A second comparison was therefore performed utilizing 6 thin primary melanoma samples in opposition to 6 selected metastatic melanomas from cutaneous tumors. Metastatic samples were selected to avoid choosing samples in which the classifier disagreed with the pathologist’s diagnosis and to avoid utilizing more than one sample from the same individual, otherwise the selection was random. This latter comparison will rule out differences due to tumor location and minimize differences of keratinocyte like tumors and melanomas. For this comparison the median false discovery rate threshold was set at 5%. This latter analysis is the preferred grouping of samples, but because of the small sample size it is also more likely to generate false discoveries due to noise and outlier samples. Therefore the more confident gene list is generated by combining the two analyses. The intersection of the two approaches yielded 1,352 probe sets with higher expression in the metastatic samples and 2,991 probe sets with higher expression in non-metastatic samples. This list was further reduced by removing probe sets that did not appear to have a difference greater than 2-fold on average between the two groups. The results of this analysis are presented in supplemental table 1. This final list consisted of 1667 Affymetrix probe sets that detect 279 poorly defined transcripts, 114 minimally defined genes, and 907 well characterized human genes. From this list 303 genes are more highly expressed in metastatic melanoma than non-metastatic cancers and 997 genes are more highly expressed in the non-metastatic cancers and normal skin.

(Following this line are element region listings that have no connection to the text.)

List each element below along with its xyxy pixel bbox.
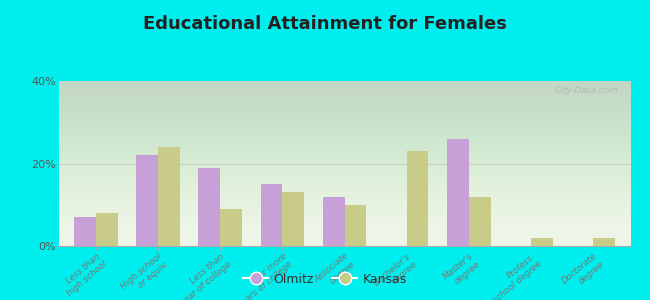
Bar — [593, 238, 615, 246]
Bar — [198, 168, 220, 246]
Bar — [407, 151, 428, 246]
Text: Educational Attainment for Females: Educational Attainment for Females — [143, 15, 507, 33]
Bar — [74, 217, 96, 246]
Bar — [282, 192, 304, 246]
Bar — [344, 205, 366, 246]
Bar — [261, 184, 282, 246]
Bar — [158, 147, 180, 246]
Legend: Olmitz, Kansas: Olmitz, Kansas — [239, 268, 411, 291]
Bar — [447, 139, 469, 246]
Bar — [531, 238, 552, 246]
Bar — [136, 155, 158, 246]
Bar — [96, 213, 118, 246]
Text: City-Data.com: City-Data.com — [555, 86, 619, 95]
Bar — [323, 196, 345, 246]
Bar — [220, 209, 242, 246]
Bar — [469, 196, 491, 246]
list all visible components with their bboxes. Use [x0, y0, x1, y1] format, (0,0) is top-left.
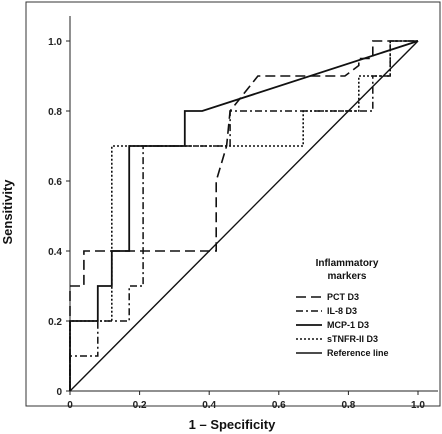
x-tick-label: 0	[67, 400, 73, 411]
legend-label: Reference line	[327, 348, 389, 358]
y-tick-label: 0.8	[48, 107, 62, 118]
series-layer	[69, 40, 419, 392]
legend: Inflammatory markers PCT D3 IL-8 D3 MCP-1 …	[288, 247, 408, 384]
legend-items: PCT D3 IL-8 D3 MCP-1 D3 sTNFR-II D3 Referenc…	[296, 292, 389, 358]
x-tick-label: 0.4	[202, 400, 216, 411]
series-line-reference-line	[69, 40, 419, 392]
series-line-stnfr-ii-d3	[69, 40, 418, 391]
y-tick-label: 1.0	[48, 37, 62, 48]
legend-label: PCT D3	[327, 292, 359, 302]
x-tick-label: 1.0	[411, 400, 425, 411]
x-tick-label: 0.6	[272, 400, 286, 411]
legend-title-line1: Inflammatory	[316, 258, 379, 269]
legend-label: MCP-1 D3	[327, 320, 369, 330]
legend-title-line2: markers	[328, 271, 367, 282]
x-tick-label: 0.2	[133, 400, 147, 411]
y-tick-label: 0.6	[48, 177, 62, 188]
y-tick-label: 0.2	[48, 317, 62, 328]
legend-label: IL-8 D3	[327, 306, 357, 316]
y-axis-title: Sensitivity	[0, 179, 15, 245]
legend-box	[288, 247, 408, 384]
y-tick-label: 0	[56, 387, 62, 398]
legend-label: sTNFR-II D3	[327, 334, 378, 344]
x-axis-title: 1 – Specificity	[189, 417, 276, 432]
x-tick-label: 0.8	[341, 400, 355, 411]
y-tick-label: 0.4	[48, 247, 62, 258]
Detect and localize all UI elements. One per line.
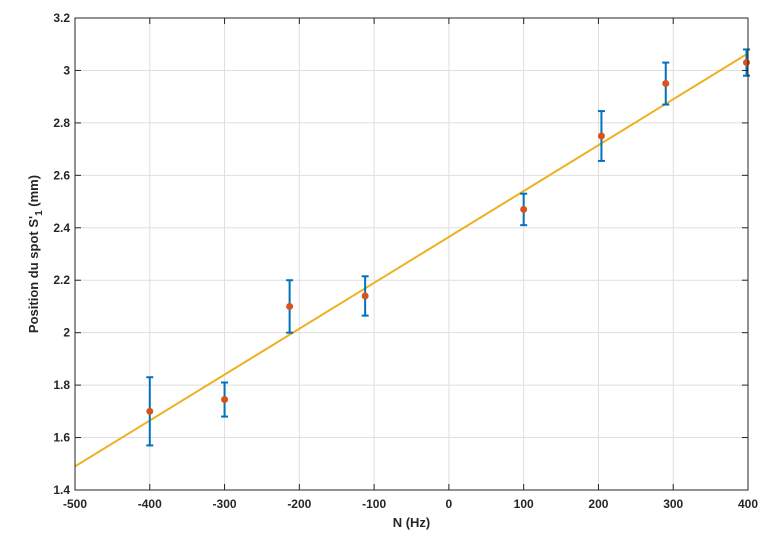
data-point <box>221 396 229 404</box>
x-tick-label: -100 <box>362 497 386 511</box>
y-axis-label-subscript: 1 <box>34 210 45 216</box>
y-axis-label-main: Position du spot S' <box>26 216 41 333</box>
data-point <box>520 205 528 213</box>
y-tick-labels: 1.4 1.6 1.8 2 2.2 2.4 2.6 2.8 3 3.2 <box>53 11 70 497</box>
y-tick-label: 2 <box>63 326 70 340</box>
y-tick-label: 2.6 <box>53 168 70 182</box>
data-point <box>662 80 670 88</box>
y-axis-label-unit: (mm) <box>26 175 41 210</box>
x-tick-label: 0 <box>446 497 453 511</box>
fit-line-group <box>74 52 749 468</box>
y-tick-label: 2.8 <box>53 116 70 130</box>
x-axis-label: N (Hz) <box>393 515 431 530</box>
x-tick-label: 400 <box>738 497 758 511</box>
x-tick-label: -200 <box>287 497 311 511</box>
data-point <box>286 302 294 310</box>
fit-line <box>74 52 749 468</box>
data-point <box>743 59 751 67</box>
x-tick-labels: -500 -400 -300 -200 -100 0 100 200 300 400 <box>63 497 758 511</box>
x-tick-label: -500 <box>63 497 87 511</box>
y-tick-label: 1.4 <box>53 483 70 497</box>
ticks <box>74 17 749 491</box>
x-tick-label: 300 <box>663 497 683 511</box>
x-tick-label: -300 <box>213 497 237 511</box>
y-tick-label: 3 <box>63 63 70 77</box>
y-axis-label: Position du spot S'1 (mm) <box>26 175 45 333</box>
y-tick-label: 1.6 <box>53 431 70 445</box>
x-tick-label: 100 <box>514 497 534 511</box>
y-tick-label: 2.2 <box>53 273 70 287</box>
y-tick-label: 3.2 <box>53 11 70 25</box>
x-tick-label: 200 <box>588 497 608 511</box>
y-tick-label: 2.4 <box>53 221 70 235</box>
data-point <box>361 292 369 300</box>
plot-frame <box>74 17 749 491</box>
data-point <box>597 132 605 140</box>
data-point <box>146 407 154 415</box>
plot-background <box>75 18 748 490</box>
x-tick-label: -400 <box>138 497 162 511</box>
y-tick-label: 1.8 <box>53 378 70 392</box>
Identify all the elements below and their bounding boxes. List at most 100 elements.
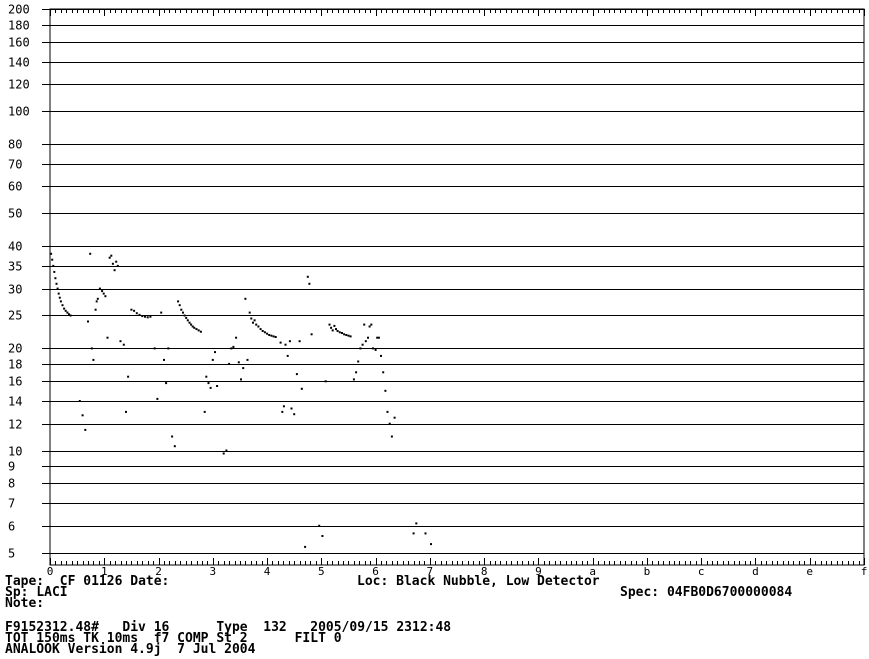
data-point: [263, 331, 266, 334]
data-point: [282, 405, 285, 408]
data-point: [173, 445, 176, 448]
data-point: [81, 414, 84, 417]
data-point: [110, 254, 113, 257]
data-point: [113, 269, 116, 272]
y-tick-label-50: 50: [8, 207, 22, 221]
y-tick-label-6: 6: [8, 520, 15, 534]
y-tick-label-10: 10: [8, 445, 22, 459]
data-point: [199, 330, 202, 333]
data-point: [240, 378, 242, 381]
y-tick-label-200: 200: [8, 3, 30, 17]
x-tick-label-3: 3: [209, 565, 216, 578]
data-point: [380, 354, 382, 357]
data-point: [349, 335, 352, 338]
data-point: [376, 336, 379, 339]
data-point: [336, 330, 339, 332]
data-point: [216, 385, 219, 387]
data-point: [222, 452, 225, 455]
data-point: [84, 428, 87, 431]
data-point: [338, 331, 341, 334]
data-point: [165, 382, 168, 385]
data-point: [310, 333, 313, 336]
data-point: [205, 375, 208, 378]
data-point: [300, 387, 303, 390]
data-point: [163, 358, 165, 361]
y-tick-label-18: 18: [8, 358, 22, 372]
y-tick-label-180: 180: [8, 19, 30, 33]
data-point: [284, 343, 287, 346]
x-tick-label-a: a: [589, 565, 596, 578]
data-point: [361, 343, 364, 346]
data-point: [119, 340, 122, 343]
data-point: [230, 347, 233, 350]
data-point: [156, 397, 159, 400]
location-line: Loc: Black Nubble, Low Detector: [357, 574, 600, 589]
data-point: [412, 532, 415, 535]
data-point: [335, 328, 337, 331]
data-point: [125, 410, 127, 413]
data-point: [341, 332, 343, 334]
data-point: [270, 334, 273, 337]
data-point: [127, 375, 130, 378]
file-info-line-2: TOT 150ms TK 10ms f7 COMP St 2 FILT 0: [5, 631, 342, 646]
y-tick-label-140: 140: [8, 56, 30, 70]
species-line: Sp: LACI: [5, 585, 68, 600]
y-tick-label-160: 160: [8, 36, 30, 50]
data-point: [330, 326, 333, 329]
data-point: [331, 329, 334, 332]
data-point: [250, 317, 253, 320]
y-tick-label-7: 7: [8, 497, 15, 511]
y-tick-label-14: 14: [8, 395, 22, 409]
data-point: [415, 522, 418, 525]
data-point: [185, 316, 188, 319]
data-point: [180, 308, 183, 311]
data-point: [58, 296, 61, 299]
data-point: [252, 321, 254, 324]
x-axis-ticks: [50, 9, 865, 565]
data-point: [144, 315, 146, 318]
data-point: [374, 348, 377, 351]
data-point: [61, 304, 64, 307]
data-point: [345, 334, 348, 336]
data-point: [272, 335, 275, 338]
data-point: [268, 334, 271, 336]
y-tick-label-80: 80: [8, 138, 22, 152]
data-point: [359, 347, 362, 350]
data-point: [59, 300, 62, 303]
data-point: [116, 264, 119, 267]
x-tick-label-9: 9: [535, 565, 542, 578]
x-tick-label-c: c: [698, 565, 705, 578]
data-point: [377, 336, 380, 339]
x-tick-label-4: 4: [264, 565, 271, 578]
data-point: [363, 323, 366, 326]
y-tick-label-70: 70: [8, 158, 22, 172]
data-point: [55, 282, 58, 285]
x-tick-label-e: e: [806, 565, 813, 578]
x-tick-label-0: 0: [47, 565, 54, 578]
spec-value: 04FB0D6700000084: [666, 585, 793, 600]
loc-label: Loc:: [357, 574, 389, 589]
data-point: [257, 325, 260, 328]
data-point: [94, 308, 97, 311]
data-point: [333, 324, 336, 327]
data-point: [209, 386, 212, 389]
data-point: [133, 309, 136, 312]
data-point: [53, 270, 56, 273]
data-point: [191, 325, 194, 328]
data-point: [357, 360, 360, 363]
x-tick-label-2: 2: [155, 565, 162, 578]
data-point: [244, 297, 247, 300]
data-point: [388, 422, 391, 425]
data-point: [193, 326, 196, 329]
sp-label: Sp:: [5, 585, 29, 600]
data-point: [246, 358, 249, 361]
y-tick-label-9: 9: [8, 460, 15, 474]
data-point: [225, 449, 228, 452]
data-point: [69, 314, 72, 317]
data-point: [290, 407, 293, 410]
data-point: [186, 319, 189, 322]
data-point: [203, 410, 206, 413]
data-point: [66, 311, 69, 314]
data-point: [367, 336, 369, 339]
x-tick-label-6: 6: [372, 565, 379, 578]
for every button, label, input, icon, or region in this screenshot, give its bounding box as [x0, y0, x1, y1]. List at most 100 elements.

Following all microarray analyses the identified probe sets were annotated based on the sequence of the probes used on the arrays (26). These annotations are also provided in supplemental table 1. All primary tumors identified by the attending physician and the pathologist were included in the non-metastatic melanoma class. For subgroup analysis we grouped PCM’s based upon Breslow’s thickness where: thin: <1 mm, intermediate thickness (I.M.):1-4 mm, and thick: >4 mm).
Patient Demographics
All metastatic samples are derived from patients with stage IV disease and have since progressed and died of their disease. All BCC, SCC and thin primary melanomas are derived from patients with no evidence of metastatic disease at the time of surgical excision and there has been no case whereby a patient within this group developed metastatic disease. However, some patients with I.M. and thick primary melanomas had definitive surgical management and subsequently developed either locoregional recurrences or distant metastatic disease. Clinical outcomes and long-term follow-up was not available for most patients in this study due to issues of tissue banking and patient confidentiality policies. Unfortunately, obtaining clinical follow-up information from a different hospital (due to changing positions) was extremely difficult due to HIPPA policies currently in place.